Tell us about what AWEA is doing in the wind energy supply chain area.
AWEA has had an active supply chain initiative in place since early 2008. A report from the U.S. Department of Energy called “20% Wind Energy by 2030,” which can be downloaded at www.20percentwind.org, identified supply chain issues—the manufacturing capacity to produce wind turbines and turbine components—as one of the major challenges facing the wind energy industry’s growth in the coming years. So AWEA has made it a priority and spent considerable resources focusing on encouraging wind turbine and component manufacturing, as well as services, transportation, and installation of wind turbine components. The scope of our initiative covers all aspects of the supply chain, from raw materials through completion of installation and commissioning of the wind turbine.
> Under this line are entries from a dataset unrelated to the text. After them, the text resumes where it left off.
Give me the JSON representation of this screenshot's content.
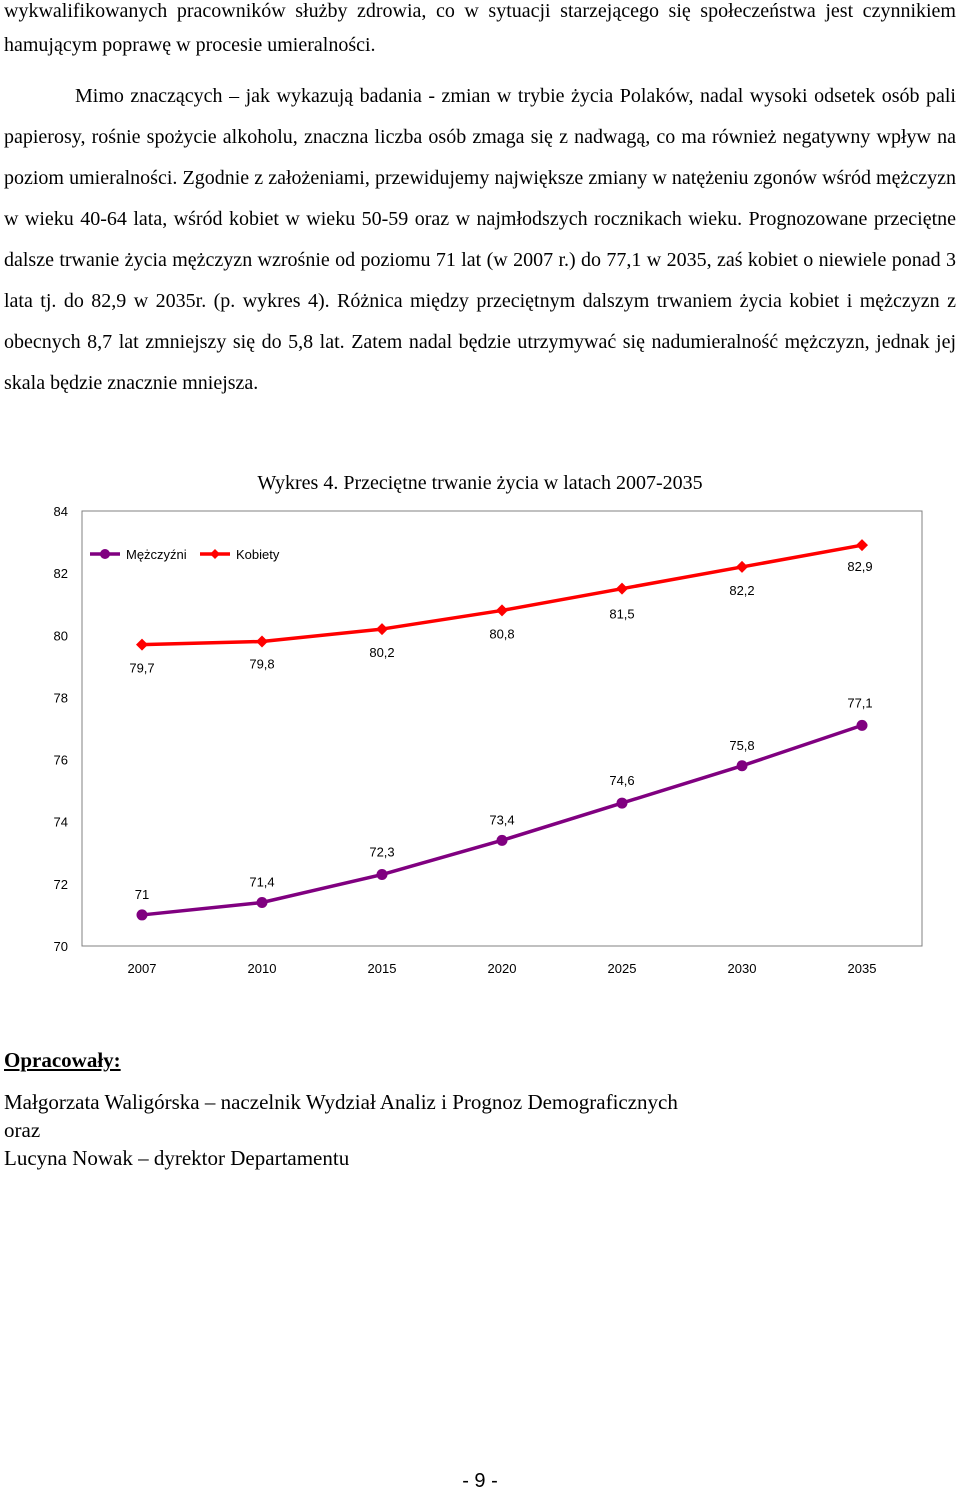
{
  "paragraphs": {
    "p1": "wykwalifikowanych pracowników służby zdrowia, co w sytuacji starzejącego się społeczeństwa jest czynnikiem hamującym poprawę w procesie umieralności.",
    "p2": "Mimo znaczących – jak wykazują badania - zmian w trybie życia Polaków, nadal wysoki odsetek osób pali papierosy, rośnie spożycie alkoholu, znaczna liczba osób zmaga się z nadwagą, co ma również negatywny wpływ na poziom umieralności. Zgodnie z założeniami, przewidujemy największe zmiany w natężeniu zgonów wśród mężczyzn w wieku 40-64 lata, wśród kobiet w wieku 50-59 oraz w najmłodszych rocznikach wieku. Prognozowane przeciętne dalsze trwanie życia mężczyzn wzrośnie od poziomu 71 lat (w 2007 r.) do 77,1 w 2035, zaś kobiet o niewiele ponad 3 lata tj. do 82,9 w 2035r. (p. wykres 4). Różnica między przeciętnym dalszym trwaniem życia kobiet i mężczyzn z obecnych 8,7 lat zmniejszy się do 5,8 lat. Zatem nadal będzie utrzymywać się nadumieralność mężczyzn, jednak jej skala będzie znacznie mniejsza."
  },
  "chart_data": {
    "type": "line",
    "title": "Wykres 4. Przeciętne trwanie życia w latach 2007-2035",
    "categories": [
      "2007",
      "2010",
      "2015",
      "2020",
      "2025",
      "2030",
      "2035"
    ],
    "ylim": [
      70,
      84
    ],
    "yticks": [
      "70",
      "72",
      "74",
      "76",
      "78",
      "80",
      "82",
      "84"
    ],
    "legend_position": "top-left",
    "grid": false,
    "series": [
      {
        "name": "Mężczyźni",
        "color": "#800080",
        "marker": "circle",
        "values": [
          71,
          71.4,
          72.3,
          73.4,
          74.6,
          75.8,
          77.1
        ],
        "labels": [
          "71",
          "71,4",
          "72,3",
          "73,4",
          "74,6",
          "75,8",
          "77,1"
        ]
      },
      {
        "name": "Kobiety",
        "color": "#ff0000",
        "marker": "diamond",
        "values": [
          79.7,
          79.8,
          80.2,
          80.8,
          81.5,
          82.2,
          82.9
        ],
        "labels": [
          "79,7",
          "79,8",
          "80,2",
          "80,8",
          "81,5",
          "82,2",
          "82,9"
        ]
      }
    ]
  },
  "credits": {
    "heading": "Opracowały:",
    "line1": "Małgorzata Waligórska – naczelnik Wydział Analiz i Prognoz Demograficznych",
    "line2": "oraz",
    "line3": "Lucyna Nowak – dyrektor Departamentu"
  },
  "page_number": "- 9 -"
}
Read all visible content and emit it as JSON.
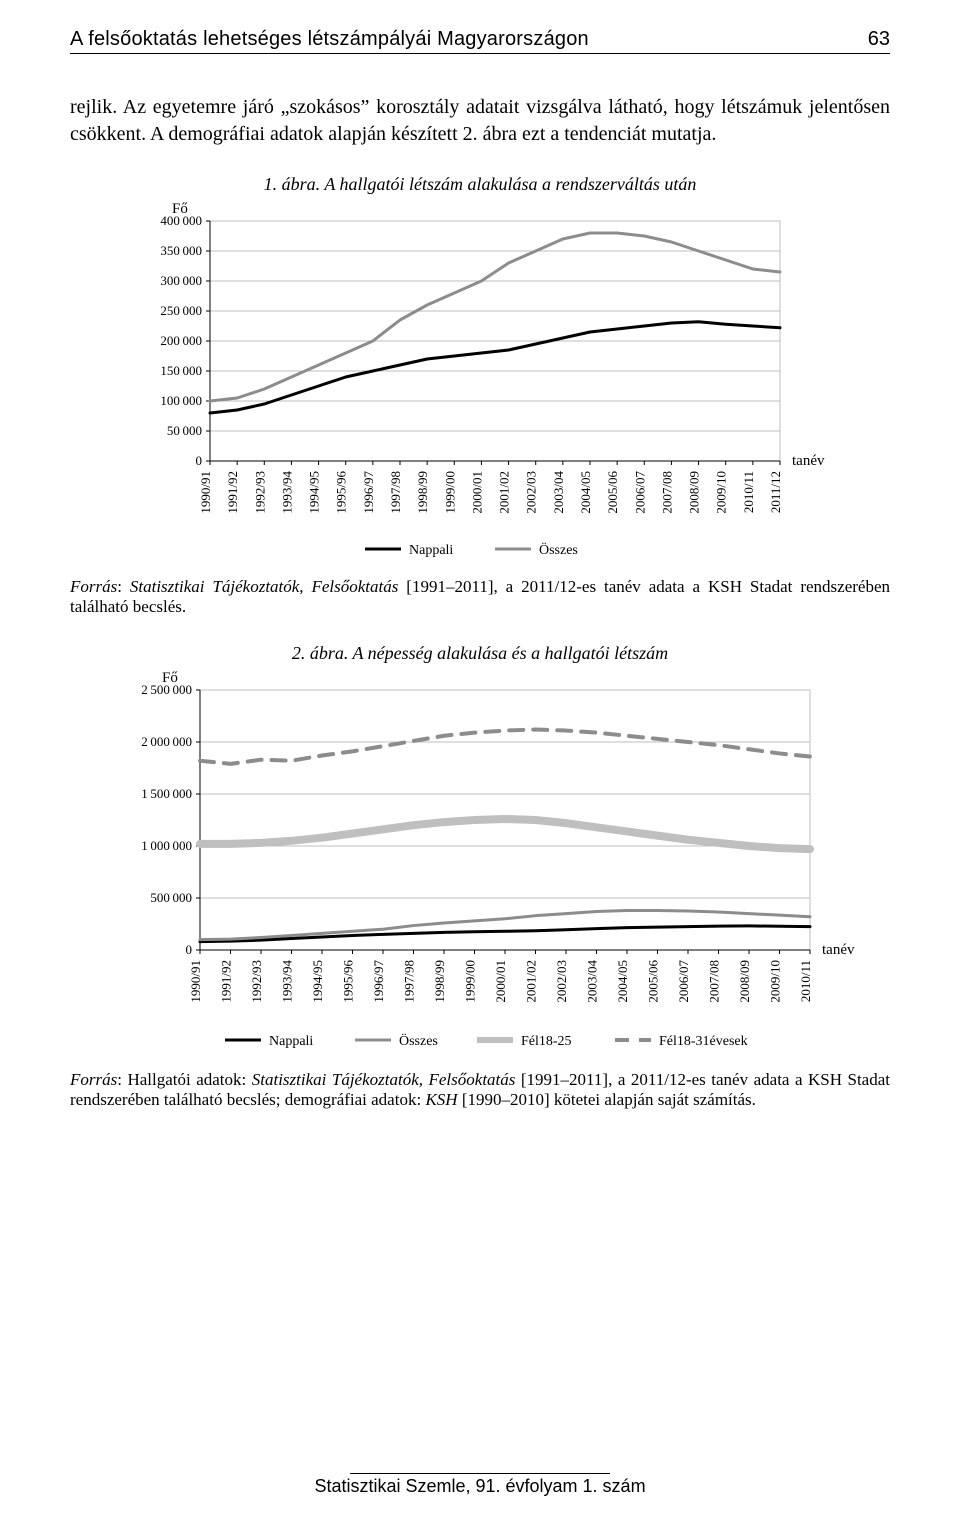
{
  "header": {
    "running_title": "A felsőoktatás lehetséges létszámpályái Magyarországon",
    "page_number": "63"
  },
  "paragraph": "rejlik. Az egyetemre járó „szokásos” korosztály adatait vizsgálva látható, hogy létszámuk jelentősen csökkent. A demográfiai adatok alapján készített 2. ábra ezt a tendenciát mutatja.",
  "fig1": {
    "title": "1. ábra. A hallgatói létszám alakulása a rendszerváltás után",
    "type": "line",
    "y_axis_label": "Fő",
    "x_axis_label": "tanév",
    "categories": [
      "1990/91",
      "1991/92",
      "1992/93",
      "1993/94",
      "1994/95",
      "1995/96",
      "1996/97",
      "1997/98",
      "1998/99",
      "1999/00",
      "2000/01",
      "2001/02",
      "2002/03",
      "2003/04",
      "2004/05",
      "2005/06",
      "2006/07",
      "2007/08",
      "2008/09",
      "2009/10",
      "2010/11",
      "2011/12"
    ],
    "series": [
      {
        "name": "Nappali",
        "color": "#000000",
        "width": 3,
        "values": [
          80000,
          85000,
          95000,
          110000,
          125000,
          140000,
          150000,
          160000,
          170000,
          175000,
          180000,
          185000,
          195000,
          205000,
          215000,
          220000,
          225000,
          230000,
          232000,
          228000,
          225000,
          222000
        ]
      },
      {
        "name": "Összes",
        "color": "#8c8c8c",
        "width": 3,
        "values": [
          100000,
          105000,
          120000,
          140000,
          160000,
          180000,
          200000,
          235000,
          260000,
          280000,
          300000,
          330000,
          350000,
          370000,
          380000,
          380000,
          375000,
          365000,
          350000,
          335000,
          320000,
          315000
        ]
      }
    ],
    "ylim": [
      0,
      400000
    ],
    "ytick_step": 50000,
    "legend": [
      "Nappali",
      "Összes"
    ],
    "source": "Forrás: Statisztikai Tájékoztatók, Felsőoktatás [1991–2011], a 2011/12-es tanév adata a KSH Stadat rendszerében található becslés.",
    "background_color": "#ffffff",
    "grid_color": "#bfbfbf",
    "tick_fontsize": 13
  },
  "fig2": {
    "title": "2. ábra. A népesség alakulása és a hallgatói létszám",
    "type": "line",
    "y_axis_label": "Fő",
    "x_axis_label": "tanév",
    "categories": [
      "1990/91",
      "1991/92",
      "1992/93",
      "1993/94",
      "1994/95",
      "1995/96",
      "1996/97",
      "1997/98",
      "1998/99",
      "1999/00",
      "2000/01",
      "2001/02",
      "2002/03",
      "2003/04",
      "2004/05",
      "2005/06",
      "2006/07",
      "2007/08",
      "2008/09",
      "2009/10",
      "2010/11"
    ],
    "series": [
      {
        "name": "Nappali",
        "color": "#000000",
        "width": 3,
        "dash": null,
        "values": [
          80000,
          85000,
          95000,
          110000,
          125000,
          140000,
          150000,
          160000,
          170000,
          175000,
          180000,
          185000,
          195000,
          205000,
          215000,
          220000,
          225000,
          230000,
          232000,
          228000,
          225000
        ]
      },
      {
        "name": "Összes",
        "color": "#8c8c8c",
        "width": 3,
        "dash": null,
        "values": [
          100000,
          105000,
          120000,
          140000,
          160000,
          180000,
          200000,
          235000,
          260000,
          280000,
          300000,
          330000,
          350000,
          370000,
          380000,
          380000,
          375000,
          365000,
          350000,
          335000,
          320000
        ]
      },
      {
        "name": "Fél18-25",
        "color": "#bfbfbf",
        "width": 8,
        "dash": null,
        "values": [
          1020000,
          1020000,
          1030000,
          1050000,
          1080000,
          1120000,
          1160000,
          1200000,
          1230000,
          1250000,
          1260000,
          1250000,
          1220000,
          1180000,
          1140000,
          1100000,
          1060000,
          1030000,
          1000000,
          980000,
          970000
        ]
      },
      {
        "name": "Fél18-31évesek",
        "color": "#8c8c8c",
        "width": 4,
        "dash": "14 10",
        "values": [
          1820000,
          1790000,
          1830000,
          1820000,
          1870000,
          1910000,
          1960000,
          2010000,
          2060000,
          2090000,
          2110000,
          2120000,
          2110000,
          2090000,
          2060000,
          2030000,
          2000000,
          1970000,
          1930000,
          1890000,
          1860000
        ]
      }
    ],
    "ylim": [
      0,
      2500000
    ],
    "ytick_step": 500000,
    "legend": [
      "Nappali",
      "Összes",
      "Fél18-25",
      "Fél18-31évesek"
    ],
    "source": "Forrás: Hallgatói adatok: Statisztikai Tájékoztatók, Felsőoktatás [1991–2011], a 2011/12-es tanév adata a KSH Stadat rendszerében található becslés; demográfiai adatok: KSH [1990–2010] kötetei alapján saját számítás.",
    "background_color": "#ffffff",
    "grid_color": "#bfbfbf",
    "tick_fontsize": 13
  },
  "footer": {
    "text": "Statisztikai Szemle, 91. évfolyam 1. szám"
  }
}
We also recently increased our outreach to our businesses in the supply chain, engaging directly with current and potential members to answer questions and provide information about industry trends and expectations. AWEA has multiple working groups that serve to provide technical support by bringing participants together to identify issues affecting the industry and working to reach consensus on the action needed to move forward. Two of those working groups include the AWEA Transportation & Logistics Working Group and the AWEA Manufacturing Working Group.
How is AWEA helping members learn about and address supply chain issues?
Our website provides a wealth of information that’s being expanded as we compile information into fact sheets. AWEA also hosts several regional supply chain conferences each year, in addition to the supply chain track at our annual WINDPOWER Conference and Exhibition. Participation in these programs is not limited to members of AWEA or affiliated organizations, but is open to all interested parties. Additionally, we’re working to increase engagement with other groups such as the Society of Manufacturing Engineers (SME) to develop programs that benefit our mutual members and the industry as a whole. Efforts are underway to develop a series of webcasts to expand the distribution of wind industry information.
What are the primary supply-chain challenges wind energy companies face?
For manufacturing, developing a domestic supply chain for nacelle components is a priority for many OEMs, and maintaining competitive pricing in line with offshore suppliers is proving to be difficult. One cause is the lack of integrated forging and foundry facilities dedicated to producing wind components. As the components move from raw material to finished component, they change location and service provider, which adds transportation and handling cost and reduces margins.
Another cause is the open capacity that exists due to the drop in orders worldwide. For transportation there is a shortage of cartage equipment, particularly the specialized trailers and rail cars needed to move components and erection equipment. As the number of turbine installations increases annually, demand will outpace supply, yet investments aren’t being made due to market uncertainty. For installation, heavy lift equipment availability has been and will continue to be a challenge, and with few OEMs supplying the world scaling up output is difficult. As hub heights and component weight increase, larger cranes will be required. In coming years the construction of new coal and nuclear plants will create competition for the available rigs.
A primary cause of these challenges is the lack of a national energy policy. The number of installations has been affected as the wind energy Production Tax Credit (PTC) toggles on and off. Without a continuous market, companies have been reluctant to make major investments in assets that would be underutilized. AWEA is lobbying for a Renewable Electricity Standard as a means to provide long-term market stability and predictable demand from a national level, which would provide the necessary signal for investment in the manufacturing sector to address these issues.